Hace muchos años, cuando aquellas hermosas tierras apenas empezaban a ser la Costa del Sol, salí de Málaga en coche con dos amigos camino de un Gibraltar que entonces vivía con sus negocios de siempre y recibía turistas sin problemas. Era una hermosa mañana de junio, con el sol todavía muy bajo y una brisa marina deliciosa.
Al llegar a Estepona nos apeteció un cafelito y paramos en una plaza pero, al ser domingo, todo estaba cerrado, incluso los bares. No había gente a la vista. Sólo a la puerta de cierto café, desde una de las sillas dejadas fuera durante la noche, nos contemplaba un hombre ya anciano, pero de torso erguido, rostro de cuero y ojillos vivos bajo el sombrero redondo.

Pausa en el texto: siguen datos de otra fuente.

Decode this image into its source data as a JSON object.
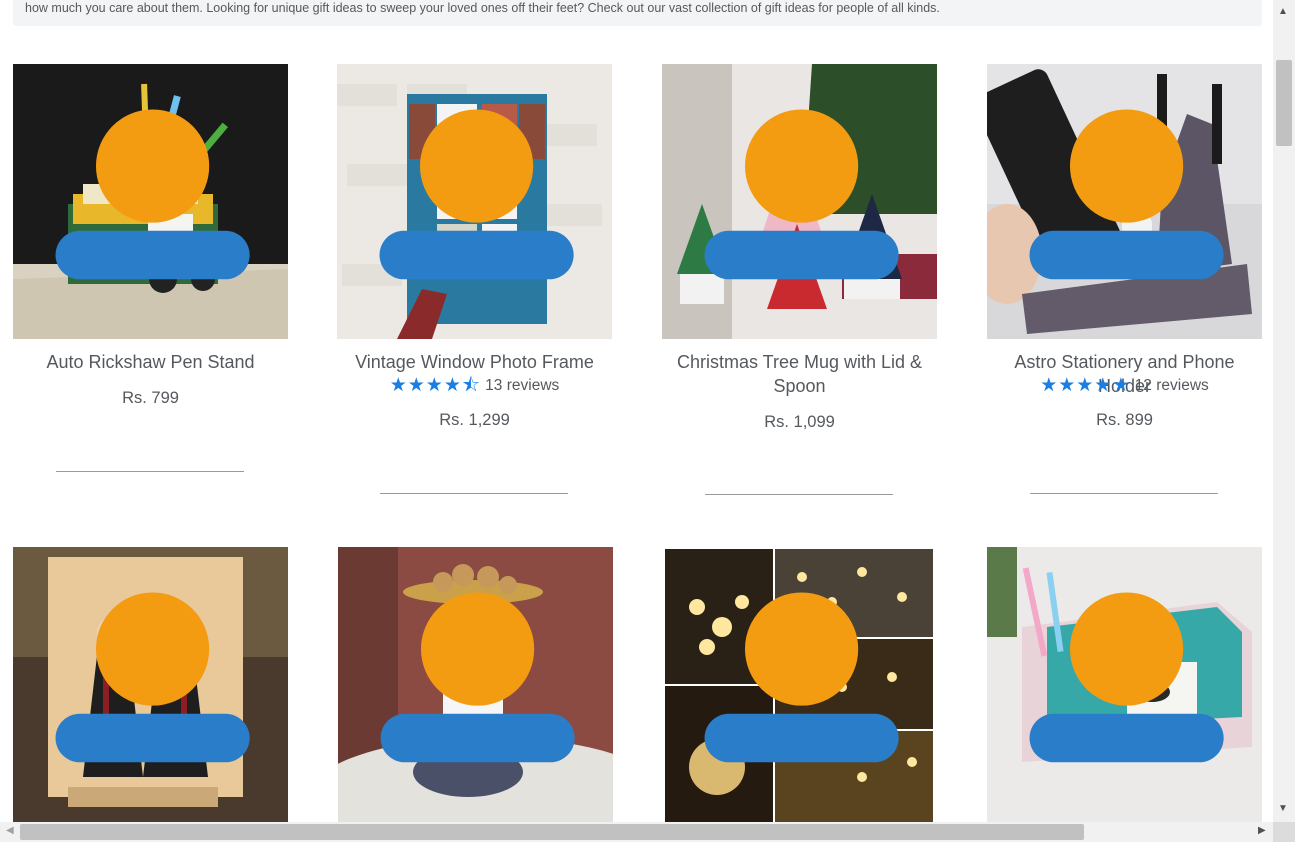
{
  "intro": {
    "text": "how much you care about them. Looking for unique gift ideas to sweep your loved ones off their feet? Check out our vast collection of gift ideas for people of all kinds."
  },
  "products": [
    {
      "title": "Auto Rickshaw Pen Stand",
      "price": "Rs. 799"
    },
    {
      "title": "Vintage Window Photo Frame",
      "stars": "★★★★⯪",
      "rating": 4.5,
      "reviews": "13 reviews",
      "price": "Rs. 1,299"
    },
    {
      "title_line1": "Christmas Tree Mug with Lid &",
      "title_line2": "Spoon",
      "price": "Rs. 1,099"
    },
    {
      "title": "Astro Stationery and Phone Holder",
      "stars": "★★★★★",
      "rating": 5,
      "reviews": "12 reviews",
      "price": "Rs. 899"
    }
  ],
  "second_row_images": [
    "couple-caricature-frame",
    "astronaut-tray",
    "fairy-bulb-lights",
    "desk-organizer"
  ],
  "colors": {
    "text": "#55595e",
    "star": "#1a7fe0",
    "intro_bg": "#f3f4f5"
  },
  "icons": {
    "scroll_up": "▲",
    "scroll_down": "▼",
    "scroll_left": "◀",
    "scroll_right": "▶"
  }
}
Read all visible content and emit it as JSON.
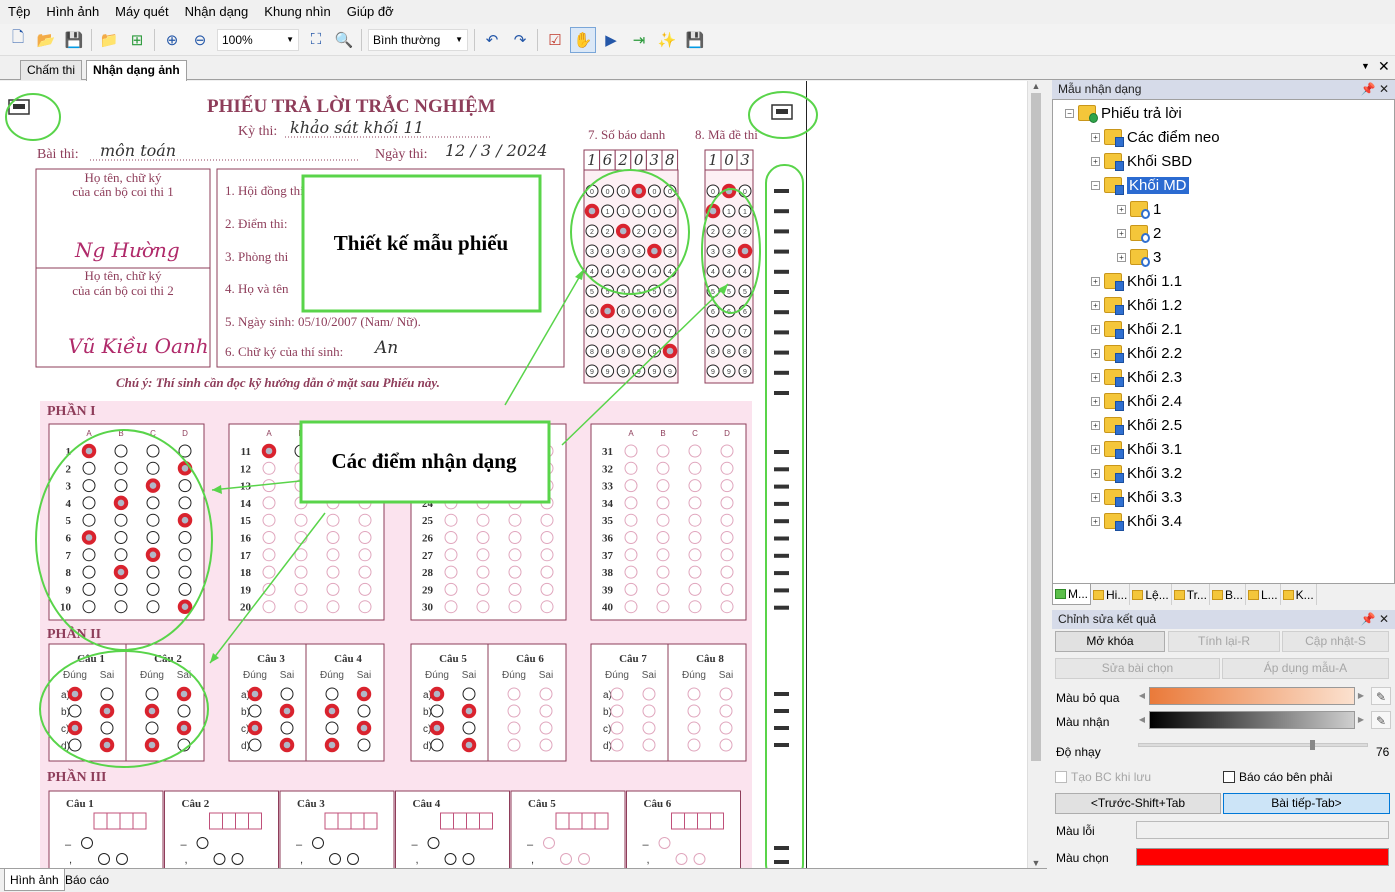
{
  "menu": [
    "Tệp",
    "Hình ảnh",
    "Máy quét",
    "Nhận dạng",
    "Khung nhìn",
    "Giúp đỡ"
  ],
  "toolbar": {
    "zoom": "100%",
    "mode": "Bình thường"
  },
  "doc_tabs": [
    "Chấm thi",
    "Nhận dạng ảnh"
  ],
  "bottom_tabs": [
    "Hình ảnh",
    "Báo cáo"
  ],
  "sheet": {
    "title": "PHIẾU TRẢ LỜI TRẮC NGHIỆM",
    "ky_thi_label": "Kỳ thi:",
    "ky_thi_value": "khảo sát khối 11",
    "bai_thi_label": "Bài thi:",
    "bai_thi_value": "môn toán",
    "ngay_thi_label": "Ngày thi:",
    "ngay_thi_value": "12 / 3 / 2024",
    "sbd_label": "7. Số báo danh",
    "sbd_digits": [
      "1",
      "6",
      "2",
      "0",
      "3",
      "8"
    ],
    "ma_de_label": "8. Mã đề thi",
    "ma_de_digits": [
      "1",
      "0",
      "3"
    ],
    "sig_label_1": "Họ tên, chữ ký\ncủa cán bộ coi thi 1",
    "sig_label_2": "Họ tên, chữ ký\ncủa cán bộ coi thi 2",
    "sig_1": "Ng Hường",
    "sig_2": "Vũ Kiều Oanh",
    "fields": [
      "1. Hội đồng thi:",
      "2. Điểm thi:",
      "3. Phòng thi",
      "4. Họ và tên",
      "5. Ngày sinh: 05/10/2007 (Nam/ Nữ).",
      "6. Chữ ký của thí sinh:"
    ],
    "student_sign": "An",
    "note": "Chú ý: Thí sinh cần đọc kỹ hướng dẫn ở mặt sau Phiếu này.",
    "part1": "PHẦN I",
    "part2": "PHẦN II",
    "part3": "PHẦN III",
    "choices": [
      "A",
      "B",
      "C",
      "D"
    ],
    "tf_headers": [
      "Đúng",
      "Sai"
    ],
    "tf_rows": [
      "a)",
      "b)",
      "c)",
      "d)"
    ],
    "part2_questions": [
      "Câu 1",
      "Câu 2",
      "Câu 3",
      "Câu 4",
      "Câu 5",
      "Câu 6",
      "Câu 7",
      "Câu 8"
    ],
    "part3_questions": [
      "Câu 1",
      "Câu 2",
      "Câu 3",
      "Câu 4",
      "Câu 5",
      "Câu 6"
    ],
    "part1_answers": {
      "1": 0,
      "2": 3,
      "3": 2,
      "4": 1,
      "5": 3,
      "6": 0,
      "7": 2,
      "8": 1,
      "9": -1,
      "10": 3,
      "11": 0
    },
    "sbd_marks": [
      1,
      6,
      2,
      0,
      3,
      8
    ],
    "made_marks": [
      1,
      0,
      3
    ]
  },
  "callouts": {
    "design": "Thiết kế mẫu phiếu",
    "points": "Các điểm nhận dạng"
  },
  "template_panel": {
    "title": "Mẫu nhận dạng",
    "root": "Phiếu trả lời",
    "nodes": [
      {
        "label": "Các điểm neo",
        "level": 1,
        "expanded": false
      },
      {
        "label": "Khối SBD",
        "level": 1,
        "expanded": false
      },
      {
        "label": "Khối MD",
        "level": 1,
        "expanded": true,
        "selected": true
      },
      {
        "label": "1",
        "level": 2,
        "expanded": false
      },
      {
        "label": "2",
        "level": 2,
        "expanded": false
      },
      {
        "label": "3",
        "level": 2,
        "expanded": false
      },
      {
        "label": "Khối 1.1",
        "level": 1
      },
      {
        "label": "Khối 1.2",
        "level": 1
      },
      {
        "label": "Khối 2.1",
        "level": 1
      },
      {
        "label": "Khối 2.2",
        "level": 1
      },
      {
        "label": "Khối 2.3",
        "level": 1
      },
      {
        "label": "Khối 2.4",
        "level": 1
      },
      {
        "label": "Khối 2.5",
        "level": 1
      },
      {
        "label": "Khối 3.1",
        "level": 1
      },
      {
        "label": "Khối 3.2",
        "level": 1
      },
      {
        "label": "Khối 3.3",
        "level": 1
      },
      {
        "label": "Khối 3.4",
        "level": 1
      }
    ],
    "tabs": [
      "M...",
      "Hi...",
      "Lệ...",
      "Tr...",
      "B...",
      "L...",
      "K..."
    ]
  },
  "edit_panel": {
    "title": "Chỉnh sửa kết quả",
    "unlock": "Mở khóa",
    "recompute": "Tính lại-R",
    "update": "Cập nhật-S",
    "edit_selected": "Sửa bài chọn",
    "apply_template": "Áp dụng mẫu-A",
    "skip_color": "Màu bỏ qua",
    "recognize_color": "Màu nhận",
    "sensitivity": "Độ nhạy",
    "sensitivity_value": "76",
    "sensitivity_level": 0.76,
    "create_report": "Tạo BC khi lưu",
    "report_right": "Báo cáo bên phải",
    "prev": "<Trước-Shift+Tab",
    "next": "Bài tiếp-Tab>",
    "error_color": "Màu lỗi",
    "selected_color": "Màu chọn",
    "selected_color_hex": "#ff0000"
  }
}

Todo era quietud, como suspendido en el tiempo, sin más ruído que el susurro de una fuente y el chirrido de los vencejos rasgando el aire con su vuelo quebrado. Íbamos ya a marcharnos cuando nos retuvo el sonido del cierre metálico del café al ser levantado desde dentro. En la puerta apareció un camarero que miró cómo nos acercábamos. Luego advirtió al viejo sentado y le habló. Pude escuchar la siguiente lección de buen vivir:
-¡Vaya, señor Fraswuito, a los buenos días! ¿Cómo usté hoy tan pronto levantao y en domingo?
-Ya ves tú, por eso. Como no tengo ná que hasé, he salío más temprano pá gosé.